What can the book give us?

First of all, the priest considered, a theological framework is offered to the apparitions of the Virgin, which are part of the “private revelations.” The public revelation, he specified, “ended with the death of the last apostle,” but “from the private revelations we began to find that the Mariophanies, the apparitions of the Virgin, have a foundation there.”

Regarding the recent document of the Church, Father Marciano highlights that “the Church today needs norms adaptable to this reality, because these other norms were from almost 50 years ago. And it often happened that today there is a bishop who approves the apparition. Then the bishop changes, and the one who comes denies it. In the middle are the faithful.”

“Who do we listen to? “To the previous bishop or to this one?” the author said. In its new document, “the Holy See says: let the bishop summon us, we also study it and see what the situation is like.”

The priest emphasized the importance of popular piety: “People love the Virgin, we all love the Virgin.
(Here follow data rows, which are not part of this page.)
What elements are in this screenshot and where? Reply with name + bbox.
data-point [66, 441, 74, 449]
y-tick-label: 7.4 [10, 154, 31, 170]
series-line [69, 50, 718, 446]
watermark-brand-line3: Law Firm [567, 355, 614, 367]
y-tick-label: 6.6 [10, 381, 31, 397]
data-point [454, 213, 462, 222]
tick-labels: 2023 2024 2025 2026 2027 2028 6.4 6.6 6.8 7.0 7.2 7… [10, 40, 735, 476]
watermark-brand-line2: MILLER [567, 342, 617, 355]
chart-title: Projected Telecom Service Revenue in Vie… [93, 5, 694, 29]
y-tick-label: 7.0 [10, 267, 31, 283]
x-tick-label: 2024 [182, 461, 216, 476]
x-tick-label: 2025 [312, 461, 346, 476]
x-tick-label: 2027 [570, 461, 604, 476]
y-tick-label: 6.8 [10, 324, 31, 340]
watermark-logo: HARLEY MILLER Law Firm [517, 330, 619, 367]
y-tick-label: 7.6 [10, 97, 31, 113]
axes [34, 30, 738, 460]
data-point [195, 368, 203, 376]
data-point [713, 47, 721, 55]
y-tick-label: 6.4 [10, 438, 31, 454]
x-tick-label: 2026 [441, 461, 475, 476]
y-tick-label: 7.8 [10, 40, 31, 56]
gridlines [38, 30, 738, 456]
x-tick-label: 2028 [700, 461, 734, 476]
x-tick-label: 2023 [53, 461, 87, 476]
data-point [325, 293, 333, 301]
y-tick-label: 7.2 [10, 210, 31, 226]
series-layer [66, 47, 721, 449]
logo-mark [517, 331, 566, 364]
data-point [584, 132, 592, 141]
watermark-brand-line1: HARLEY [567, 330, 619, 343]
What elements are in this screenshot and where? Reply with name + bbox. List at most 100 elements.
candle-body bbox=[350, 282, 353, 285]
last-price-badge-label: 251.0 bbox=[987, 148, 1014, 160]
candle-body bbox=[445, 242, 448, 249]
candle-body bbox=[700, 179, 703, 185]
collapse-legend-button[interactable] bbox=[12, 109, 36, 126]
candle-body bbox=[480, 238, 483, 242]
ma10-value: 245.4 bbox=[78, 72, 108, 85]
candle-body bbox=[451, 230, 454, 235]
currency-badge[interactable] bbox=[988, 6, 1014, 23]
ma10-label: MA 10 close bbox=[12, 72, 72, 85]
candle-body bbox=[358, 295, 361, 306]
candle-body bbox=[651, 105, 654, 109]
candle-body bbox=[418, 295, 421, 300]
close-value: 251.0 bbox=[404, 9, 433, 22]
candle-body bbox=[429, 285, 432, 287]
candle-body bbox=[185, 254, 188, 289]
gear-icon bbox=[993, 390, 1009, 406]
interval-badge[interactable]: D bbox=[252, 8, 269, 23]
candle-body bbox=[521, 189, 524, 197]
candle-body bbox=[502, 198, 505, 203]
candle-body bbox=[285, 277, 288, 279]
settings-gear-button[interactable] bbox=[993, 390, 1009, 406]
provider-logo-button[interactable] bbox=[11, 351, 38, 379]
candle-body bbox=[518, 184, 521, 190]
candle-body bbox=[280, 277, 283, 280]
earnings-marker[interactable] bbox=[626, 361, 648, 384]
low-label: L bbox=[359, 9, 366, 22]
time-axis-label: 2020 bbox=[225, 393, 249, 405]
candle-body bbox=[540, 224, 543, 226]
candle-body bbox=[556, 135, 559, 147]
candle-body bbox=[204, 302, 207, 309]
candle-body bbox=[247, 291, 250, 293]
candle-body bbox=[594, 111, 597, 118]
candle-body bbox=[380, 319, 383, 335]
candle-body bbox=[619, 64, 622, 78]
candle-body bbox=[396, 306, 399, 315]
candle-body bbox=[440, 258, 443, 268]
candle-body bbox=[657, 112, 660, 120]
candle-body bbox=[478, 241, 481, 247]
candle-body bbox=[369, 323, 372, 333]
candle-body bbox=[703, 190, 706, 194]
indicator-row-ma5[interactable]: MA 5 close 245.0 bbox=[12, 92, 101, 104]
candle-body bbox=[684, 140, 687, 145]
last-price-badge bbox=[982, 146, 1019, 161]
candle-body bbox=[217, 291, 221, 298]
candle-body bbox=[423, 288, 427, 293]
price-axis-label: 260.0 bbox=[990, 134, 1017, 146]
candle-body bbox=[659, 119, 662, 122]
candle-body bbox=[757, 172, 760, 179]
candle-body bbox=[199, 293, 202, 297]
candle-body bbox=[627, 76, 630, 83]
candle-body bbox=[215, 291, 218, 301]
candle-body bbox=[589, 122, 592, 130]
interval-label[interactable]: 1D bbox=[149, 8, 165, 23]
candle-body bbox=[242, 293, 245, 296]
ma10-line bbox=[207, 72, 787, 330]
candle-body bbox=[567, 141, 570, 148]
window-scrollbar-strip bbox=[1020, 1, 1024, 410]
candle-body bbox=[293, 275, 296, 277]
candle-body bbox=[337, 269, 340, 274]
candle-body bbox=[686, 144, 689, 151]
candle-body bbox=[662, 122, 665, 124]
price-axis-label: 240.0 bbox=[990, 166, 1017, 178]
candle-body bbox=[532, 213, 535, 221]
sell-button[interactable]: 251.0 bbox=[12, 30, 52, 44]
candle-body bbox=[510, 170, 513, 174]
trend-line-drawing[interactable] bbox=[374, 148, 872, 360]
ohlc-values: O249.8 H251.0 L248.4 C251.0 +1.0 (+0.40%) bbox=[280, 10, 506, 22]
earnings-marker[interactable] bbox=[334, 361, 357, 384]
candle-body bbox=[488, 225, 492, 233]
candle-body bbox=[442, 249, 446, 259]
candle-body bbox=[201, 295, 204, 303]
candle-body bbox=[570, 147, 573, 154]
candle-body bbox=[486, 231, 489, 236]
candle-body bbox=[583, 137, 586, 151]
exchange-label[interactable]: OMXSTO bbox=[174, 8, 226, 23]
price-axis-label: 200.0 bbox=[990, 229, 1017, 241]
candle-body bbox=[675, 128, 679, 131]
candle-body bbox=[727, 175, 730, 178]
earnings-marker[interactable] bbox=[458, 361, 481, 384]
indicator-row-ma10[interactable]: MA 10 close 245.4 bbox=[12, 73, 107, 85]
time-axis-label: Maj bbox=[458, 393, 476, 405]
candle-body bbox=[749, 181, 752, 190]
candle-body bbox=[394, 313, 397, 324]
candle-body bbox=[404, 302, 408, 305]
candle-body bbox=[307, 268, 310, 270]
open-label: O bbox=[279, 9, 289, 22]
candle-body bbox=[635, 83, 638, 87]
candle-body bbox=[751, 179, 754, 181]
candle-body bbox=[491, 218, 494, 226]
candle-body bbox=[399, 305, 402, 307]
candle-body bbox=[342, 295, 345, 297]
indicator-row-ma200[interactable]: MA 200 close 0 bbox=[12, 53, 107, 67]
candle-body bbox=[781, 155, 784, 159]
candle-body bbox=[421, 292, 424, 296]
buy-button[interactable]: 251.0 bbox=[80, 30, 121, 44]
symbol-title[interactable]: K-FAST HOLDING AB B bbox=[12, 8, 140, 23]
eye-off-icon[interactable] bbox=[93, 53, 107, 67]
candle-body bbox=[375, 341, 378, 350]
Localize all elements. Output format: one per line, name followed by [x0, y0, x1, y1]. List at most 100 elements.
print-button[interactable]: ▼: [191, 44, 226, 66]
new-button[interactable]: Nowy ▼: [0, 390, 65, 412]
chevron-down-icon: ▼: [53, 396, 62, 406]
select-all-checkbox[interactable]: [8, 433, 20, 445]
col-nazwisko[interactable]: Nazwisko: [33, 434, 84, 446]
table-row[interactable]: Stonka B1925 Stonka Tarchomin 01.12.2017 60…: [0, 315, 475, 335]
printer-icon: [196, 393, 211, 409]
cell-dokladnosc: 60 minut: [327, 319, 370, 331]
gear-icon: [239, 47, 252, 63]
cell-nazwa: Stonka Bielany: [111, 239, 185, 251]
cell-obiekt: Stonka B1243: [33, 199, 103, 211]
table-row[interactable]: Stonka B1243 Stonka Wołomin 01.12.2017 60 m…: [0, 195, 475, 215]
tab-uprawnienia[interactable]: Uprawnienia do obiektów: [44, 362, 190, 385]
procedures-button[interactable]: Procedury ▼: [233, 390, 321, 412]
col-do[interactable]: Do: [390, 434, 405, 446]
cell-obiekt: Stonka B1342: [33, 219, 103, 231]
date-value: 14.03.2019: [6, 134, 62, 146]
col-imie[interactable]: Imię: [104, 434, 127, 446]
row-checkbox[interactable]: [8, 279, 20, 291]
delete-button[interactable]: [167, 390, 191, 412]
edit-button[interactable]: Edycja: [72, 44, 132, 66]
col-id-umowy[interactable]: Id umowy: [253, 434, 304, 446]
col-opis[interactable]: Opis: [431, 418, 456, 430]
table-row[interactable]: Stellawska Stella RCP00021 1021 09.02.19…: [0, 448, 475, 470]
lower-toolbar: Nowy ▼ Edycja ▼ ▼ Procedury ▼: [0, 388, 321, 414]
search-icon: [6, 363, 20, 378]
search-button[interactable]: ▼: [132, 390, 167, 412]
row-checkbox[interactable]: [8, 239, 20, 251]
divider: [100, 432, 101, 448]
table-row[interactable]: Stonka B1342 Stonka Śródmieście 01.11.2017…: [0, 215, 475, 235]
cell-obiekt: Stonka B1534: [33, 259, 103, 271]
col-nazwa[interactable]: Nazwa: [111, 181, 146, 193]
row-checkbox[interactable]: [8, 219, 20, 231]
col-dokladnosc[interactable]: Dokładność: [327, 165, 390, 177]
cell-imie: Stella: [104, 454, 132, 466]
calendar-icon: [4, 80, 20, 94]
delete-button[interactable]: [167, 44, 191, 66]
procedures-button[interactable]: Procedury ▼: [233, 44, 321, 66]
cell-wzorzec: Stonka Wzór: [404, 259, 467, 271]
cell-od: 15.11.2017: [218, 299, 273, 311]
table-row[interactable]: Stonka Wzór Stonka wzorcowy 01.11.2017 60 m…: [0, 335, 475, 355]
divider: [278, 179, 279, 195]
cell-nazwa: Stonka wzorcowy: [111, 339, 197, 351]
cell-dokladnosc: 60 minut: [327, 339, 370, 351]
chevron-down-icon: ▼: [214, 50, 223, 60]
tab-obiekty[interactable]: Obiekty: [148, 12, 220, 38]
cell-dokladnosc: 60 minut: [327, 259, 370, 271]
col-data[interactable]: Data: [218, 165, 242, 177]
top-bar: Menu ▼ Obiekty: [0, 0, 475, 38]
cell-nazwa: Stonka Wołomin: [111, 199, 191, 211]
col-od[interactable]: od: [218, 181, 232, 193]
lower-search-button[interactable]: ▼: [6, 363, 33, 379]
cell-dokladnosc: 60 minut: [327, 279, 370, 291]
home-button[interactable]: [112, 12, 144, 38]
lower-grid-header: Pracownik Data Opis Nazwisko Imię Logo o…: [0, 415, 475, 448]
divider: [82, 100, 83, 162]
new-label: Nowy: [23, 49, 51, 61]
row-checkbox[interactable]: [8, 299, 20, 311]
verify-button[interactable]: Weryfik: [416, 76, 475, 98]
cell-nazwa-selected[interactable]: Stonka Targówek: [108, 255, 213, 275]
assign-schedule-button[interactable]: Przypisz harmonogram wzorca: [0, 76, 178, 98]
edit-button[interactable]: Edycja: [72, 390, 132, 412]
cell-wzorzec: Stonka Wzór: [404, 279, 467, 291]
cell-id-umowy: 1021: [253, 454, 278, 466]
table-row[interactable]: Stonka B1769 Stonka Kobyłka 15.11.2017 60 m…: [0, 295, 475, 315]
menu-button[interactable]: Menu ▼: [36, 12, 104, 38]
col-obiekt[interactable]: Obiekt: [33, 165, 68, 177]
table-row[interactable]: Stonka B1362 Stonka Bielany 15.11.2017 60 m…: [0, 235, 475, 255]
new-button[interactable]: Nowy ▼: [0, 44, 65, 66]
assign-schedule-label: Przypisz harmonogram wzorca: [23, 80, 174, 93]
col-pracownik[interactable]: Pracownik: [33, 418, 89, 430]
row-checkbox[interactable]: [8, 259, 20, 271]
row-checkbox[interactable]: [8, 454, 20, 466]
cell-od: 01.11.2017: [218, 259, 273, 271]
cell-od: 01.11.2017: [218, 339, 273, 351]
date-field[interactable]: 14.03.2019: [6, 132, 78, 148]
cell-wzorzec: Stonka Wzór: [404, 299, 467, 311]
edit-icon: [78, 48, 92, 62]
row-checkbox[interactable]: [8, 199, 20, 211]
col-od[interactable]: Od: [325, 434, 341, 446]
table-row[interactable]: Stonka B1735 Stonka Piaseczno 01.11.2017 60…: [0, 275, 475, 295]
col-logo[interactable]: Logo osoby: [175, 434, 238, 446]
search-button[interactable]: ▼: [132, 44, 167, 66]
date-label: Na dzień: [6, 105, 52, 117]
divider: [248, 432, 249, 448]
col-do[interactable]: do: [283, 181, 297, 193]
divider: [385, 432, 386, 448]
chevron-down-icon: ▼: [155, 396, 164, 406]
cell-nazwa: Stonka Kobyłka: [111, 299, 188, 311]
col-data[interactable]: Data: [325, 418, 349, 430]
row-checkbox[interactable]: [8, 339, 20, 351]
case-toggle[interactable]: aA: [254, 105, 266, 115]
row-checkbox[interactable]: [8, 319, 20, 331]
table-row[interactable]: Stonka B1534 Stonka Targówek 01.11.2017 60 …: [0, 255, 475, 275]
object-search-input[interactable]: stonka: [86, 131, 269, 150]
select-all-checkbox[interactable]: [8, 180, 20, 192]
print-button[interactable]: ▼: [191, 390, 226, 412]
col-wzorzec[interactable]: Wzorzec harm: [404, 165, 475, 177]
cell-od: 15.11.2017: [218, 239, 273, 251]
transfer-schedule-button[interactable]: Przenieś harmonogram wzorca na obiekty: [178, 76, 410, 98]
So, when there is something like this, it makes hearts move, and no matter how much the Church says one thing or the other, people end up moving anyway because they find a love that is greater than what we often find in other places. ecclesiastical.

In that sense, he opined that “one has to have theological arguments to say: I may or may not agree with what you are telling me, but the Church has clarity in this document; she says this.”

Quoting the priest René Laurentin, the Uruguayan highlighted that “an important point to make a discernment about whether an apparition is real or not, are the fruits it bears.”

“He saw the spiritual fruits it bore and how people changed their hearts and returned to the Church, returned to the sacraments.” In the case of Medjugorje, for example, “there are about a thousand boys who received their vocation there, which is nonsense in the Church today,” he remarked.

“I think that the more people want to kill popular devotion, the further we move away from that love that exists in people’s hearts for the Virgin, that love that later ends up leading us to the Church,” he considered.

“In some way, what I am looking for with this book is to guide all those good people who at first convert and do not have theological arguments—and who do not care about them—but who later, with the passage of time, begin to interest, because one wants to know a little about the ecclesiastical doctrine on all these topics,” he concluded.